Biz, yolun kalan kısmına “Katar’larla” devam edeceğiz sanki. Nereye kadar? Gittiği yere kadar. Ne Macron’u, ne Merkel’i, ne Corbyn’i, ne Katar Krizi Allah’ınızı severseniz? Ben size Ahmet Kaya vereyim bir ölçek: “Depremler oluyor beynimde / Dışarıda siren sesi var / Her yanımda susmuş insanlar susmuş / İçimde ölen biri var / Vay vay vay vay...”
Antik dönem tarihçisi Hartog, Le Monde gazetesinin hafta sonu nüshasında yayımlanan söyleşisinde, Fransa Cumhurbaşkanı Macron’un zamanı yakalamak becerisi ve kendi temposunu siyasete dayatmak yaklaşımı üzerinde duruyor. Hiçbir geçmişi olmasa da Macron’un beklenmedik başarısını günümüz dünyasında siyasetin esasen sürekli “şimdi” yapıldığına, geçmişi ve geleceği olmadığına değiniyor. Yunan medeniyetindeki “kairos” -zamanda fırsat yaratan an- ve Hristiyanlıktaki aynı “kairos” kavramının İsa Mesih geldikten sonraki “yeni hayata geçiş” yorumları üzerinde durup, Macron’un hangi “kairos” tercihini yapacağını ise tarihin göstereceğini belirtiyor.
Macron, Cumhurbaşkanı seçildiğinde partisi yoktu. Başka deyişle Macron herhangi bir partinin adayı değildi. “En Marche” (GS taraftar grubu “Yürüyedur” aklıma geliyor) adıyla bir kampanya yürütme makinası kurmuştu. Milletvekili seçimleri için buna “Republique En Marche” (LRM) adını verdi.
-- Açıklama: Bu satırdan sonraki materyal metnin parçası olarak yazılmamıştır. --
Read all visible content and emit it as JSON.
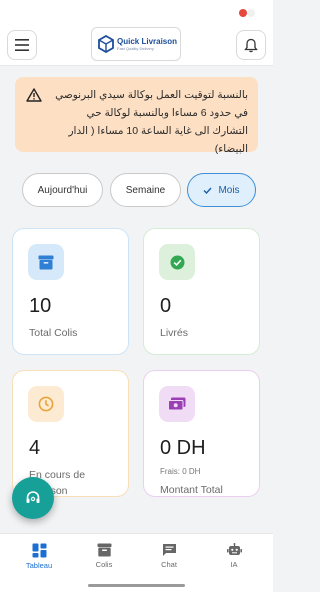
{
  "header": {
    "logo_title": "Quick Livraison",
    "logo_subtitle": "Fast Quality Delivery"
  },
  "alert": {
    "text": "بالنسبة لتوقيت العمل بوكالة سيدي البرنوصي في حدود 6 مساءا وبالنسبة لوكالة حي التشارك الى غاية الساعة 10 مساءا ( الدار البيضاء)"
  },
  "filters": {
    "today": "Aujourd'hui",
    "week": "Semaine",
    "month": "Mois",
    "selected": "Mois"
  },
  "cards": {
    "total": {
      "value": "10",
      "label": "Total Colis",
      "icon": "archive-icon",
      "color": "#2f7fd4"
    },
    "delivered": {
      "value": "0",
      "label": "Livrés",
      "icon": "check-circle-icon",
      "color": "#33a853"
    },
    "in_progress": {
      "value": "4",
      "label": "En cours de livraison",
      "icon": "clock-icon",
      "color": "#e8a43a"
    },
    "amount": {
      "value": "0 DH",
      "fees": "Frais: 0 DH",
      "label": "Montant Total",
      "icon": "money-icon",
      "color": "#9b3fb5"
    }
  },
  "bottom_nav": {
    "items": [
      {
        "label": "Tableau",
        "icon": "dashboard-icon",
        "active": true
      },
      {
        "label": "Colis",
        "icon": "archive-icon",
        "active": false
      },
      {
        "label": "Chat",
        "icon": "chat-icon",
        "active": false
      },
      {
        "label": "IA",
        "icon": "robot-icon",
        "active": false
      }
    ]
  }
}
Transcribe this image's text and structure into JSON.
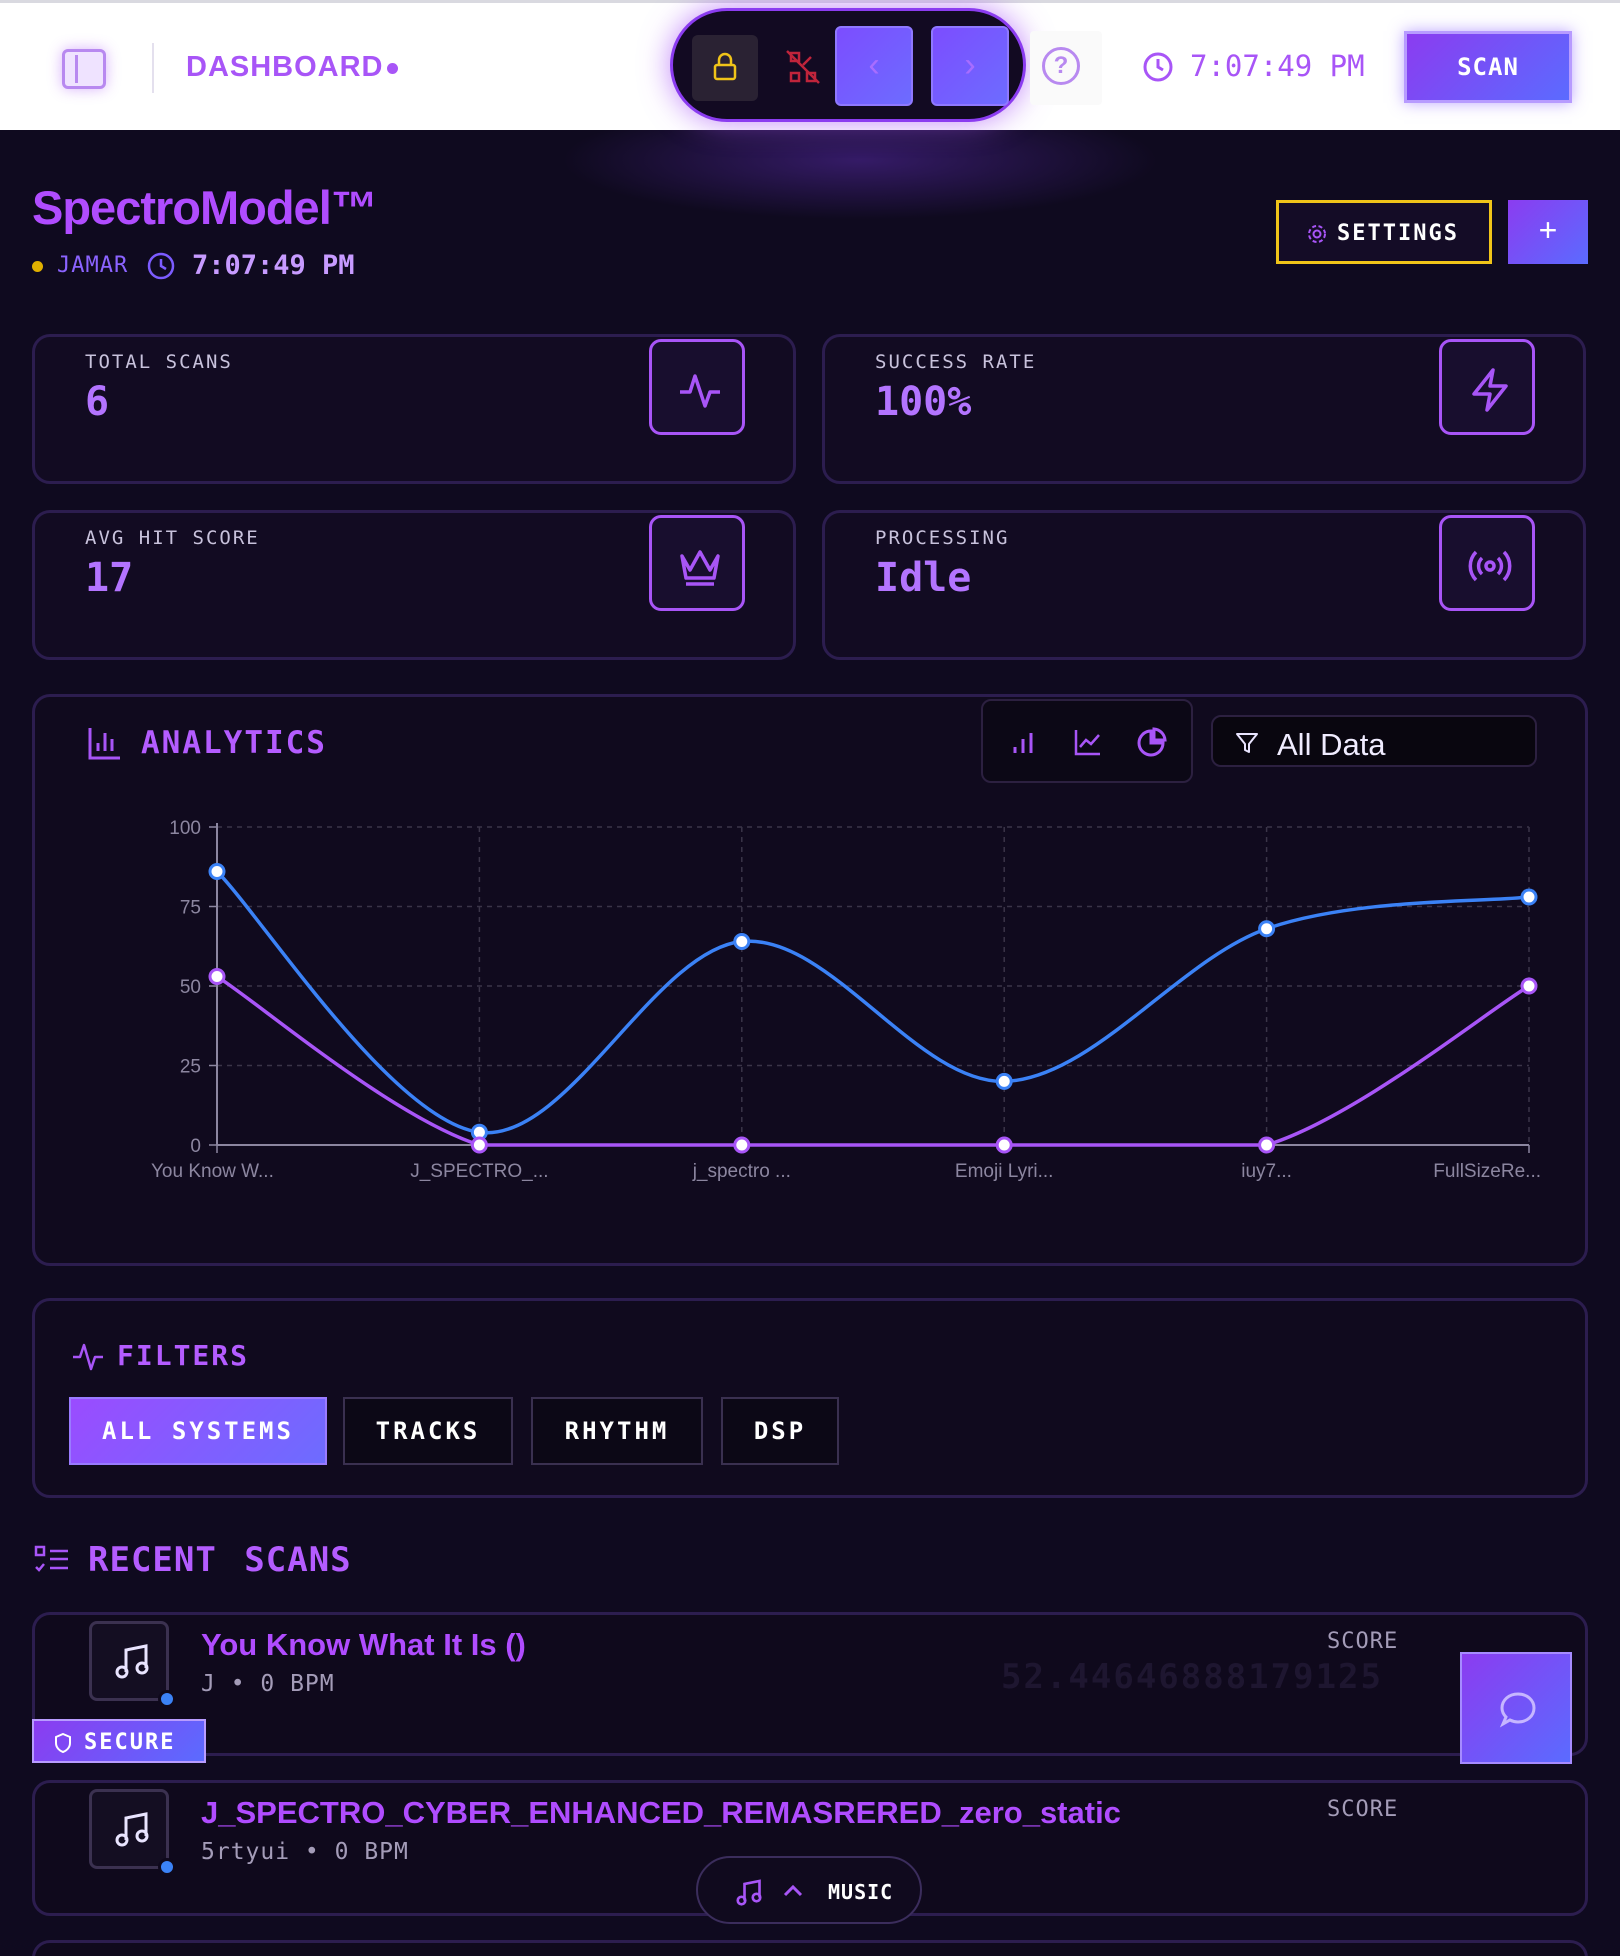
{
  "topbar": {
    "dashboard_label": "DASHBOARD",
    "time": "7:07:49 PM",
    "scan_label": "SCAN",
    "prev_glyph": "‹",
    "next_glyph": "›",
    "help_glyph": "?"
  },
  "header": {
    "app_title": "SpectroModel™",
    "user": "JAMAR",
    "time": "7:07:49 PM",
    "settings_label": "SETTINGS",
    "add_label": "+"
  },
  "stats": [
    {
      "label": "TOTAL SCANS",
      "value": "6",
      "icon": "activity-icon"
    },
    {
      "label": "SUCCESS RATE",
      "value": "100%",
      "icon": "zap-icon"
    },
    {
      "label": "AVG HIT SCORE",
      "value": "17",
      "icon": "crown-icon"
    },
    {
      "label": "PROCESSING",
      "value": "Idle",
      "icon": "radio-icon"
    }
  ],
  "analytics": {
    "title": "ANALYTICS",
    "filter_value": "All Data"
  },
  "chart_data": {
    "type": "line",
    "categories": [
      "You Know W...",
      "J_SPECTRO_...",
      "j_spectro ...",
      "Emoji Lyri...",
      "iuy7...",
      "FullSizeRe..."
    ],
    "series": [
      {
        "values": [
          86,
          4,
          64,
          20,
          68,
          78
        ],
        "color": "#3b82f6"
      },
      {
        "values": [
          53,
          0,
          0,
          0,
          0,
          50
        ],
        "color": "#a855f7"
      }
    ],
    "ylim": [
      0,
      100
    ],
    "yticks": [
      "0",
      "25",
      "50",
      "75",
      "100"
    ],
    "grid": true
  },
  "filters": {
    "title": "FILTERS",
    "buttons": [
      "ALL SYSTEMS",
      "TRACKS",
      "RHYTHM",
      "DSP"
    ]
  },
  "recent": {
    "title": "RECENT SCANS",
    "scans": [
      {
        "name": "You Know What It Is ()",
        "meta": "J • 0 BPM",
        "score_label": "SCORE",
        "score": "52.44646888179125"
      },
      {
        "name": "J_SPECTRO_CYBER_ENHANCED_REMASRERED_zero_static",
        "meta": "5rtyui • 0 BPM",
        "score_label": "SCORE"
      }
    ],
    "secure_label": "SECURE"
  },
  "music_player": {
    "label": "MUSIC"
  }
}
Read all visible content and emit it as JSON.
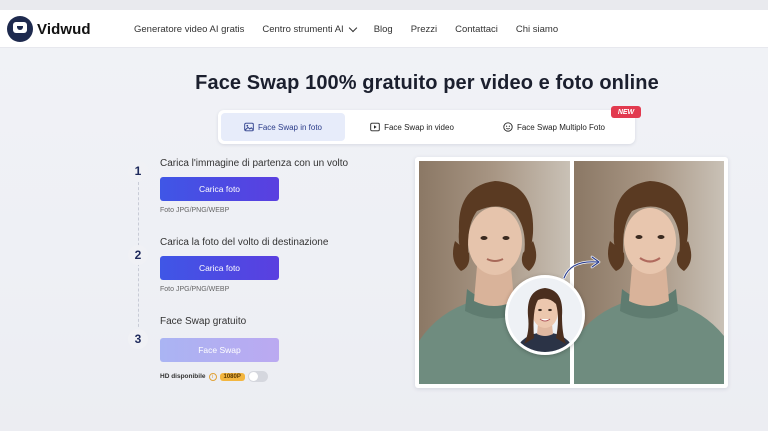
{
  "brand": {
    "name": "Vidwud"
  },
  "nav": {
    "items": [
      {
        "label": "Generatore video AI gratis"
      },
      {
        "label": "Centro strumenti AI"
      },
      {
        "label": "Blog"
      },
      {
        "label": "Prezzi"
      },
      {
        "label": "Contattaci"
      },
      {
        "label": "Chi siamo"
      }
    ]
  },
  "main": {
    "title": "Face Swap 100% gratuito per video e foto online",
    "tabs": [
      {
        "label": "Face Swap in foto",
        "icon": "image-icon",
        "active": true
      },
      {
        "label": "Face Swap in video",
        "icon": "video-icon",
        "active": false
      },
      {
        "label": "Face Swap Multiplo Foto",
        "icon": "multi-face-icon",
        "active": false
      }
    ],
    "new_badge": "NEW",
    "steps": [
      {
        "number": "1",
        "title": "Carica l'immagine di partenza con un volto",
        "button": "Carica foto",
        "hint": "Foto JPG/PNG/WEBP"
      },
      {
        "number": "2",
        "title": "Carica la foto del volto di destinazione",
        "button": "Carica foto",
        "hint": "Foto JPG/PNG/WEBP"
      },
      {
        "number": "3",
        "title": "Face Swap gratuito",
        "button": "Face Swap"
      }
    ],
    "hd": {
      "label": "HD disponibile",
      "info_icon": "info-icon",
      "resolution": "1080P",
      "enabled": false
    }
  },
  "colors": {
    "primary_button": "#4a4be4",
    "disabled_button": "#b1aff2",
    "new_badge": "#e23a4f",
    "active_tab_bg": "#e7ecfa",
    "hd_badge": "#f3b640"
  }
}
Macron arada hükümetini kurarken Başbakanını sağdan seçti. Hollande hükümetinin başarılı Savunma Bakanı’nı Dışişleri Bakanı olarak kabinede muhafaza etti. Gayet akılcı, soğukkanlı, etkinliği ön plana çıkardığı izlenimi veren bir yaklaşım benimsedi. Genel seçimler de, Cumhurbaşkanlığındaki gibi iki turlu. 11 Haziran Pazar günü yapılan ilk turun sonuçlarına göre yüzde 32 oyla MODEM destekli LRM, 577 üyeli Meclis’te 415 ila 455 milletvekiliyle “tulum” çıkaracak gözüküyor.
Bana göre bu durum siyasette hem yeni sorular sormanın, hem eski sorulara yeni yanıtlar bulmanın “kairos” zamanının geldiğini gösteriyor. Demokrasi olan ülkelerde seçmen, halk, anayasal yurttaş siyasetçiye hem “sizden bıktık” hem “bizi duyun” diyor. Değerli Ergin Yıldızoğlu Cumhuriyet’teki 12 Haziran günkü yazısında soldan bakarak, Corbyn’in liderliğindeki İşçi Partisi’nin son İngiltere seçimlerindeki göreli başarısına dikkat çekiyor. Zamanında Thatcher’ın “TINA” (“There Is No Alternative”-Pazar Ekonomisinden- Başka Seçenek Yok) sloganına atıf yaparak, bugün gelinen aşamada Corbyn’in de “toplumun yapısını değiştirmeye başlayabileceğini” kaydediyor.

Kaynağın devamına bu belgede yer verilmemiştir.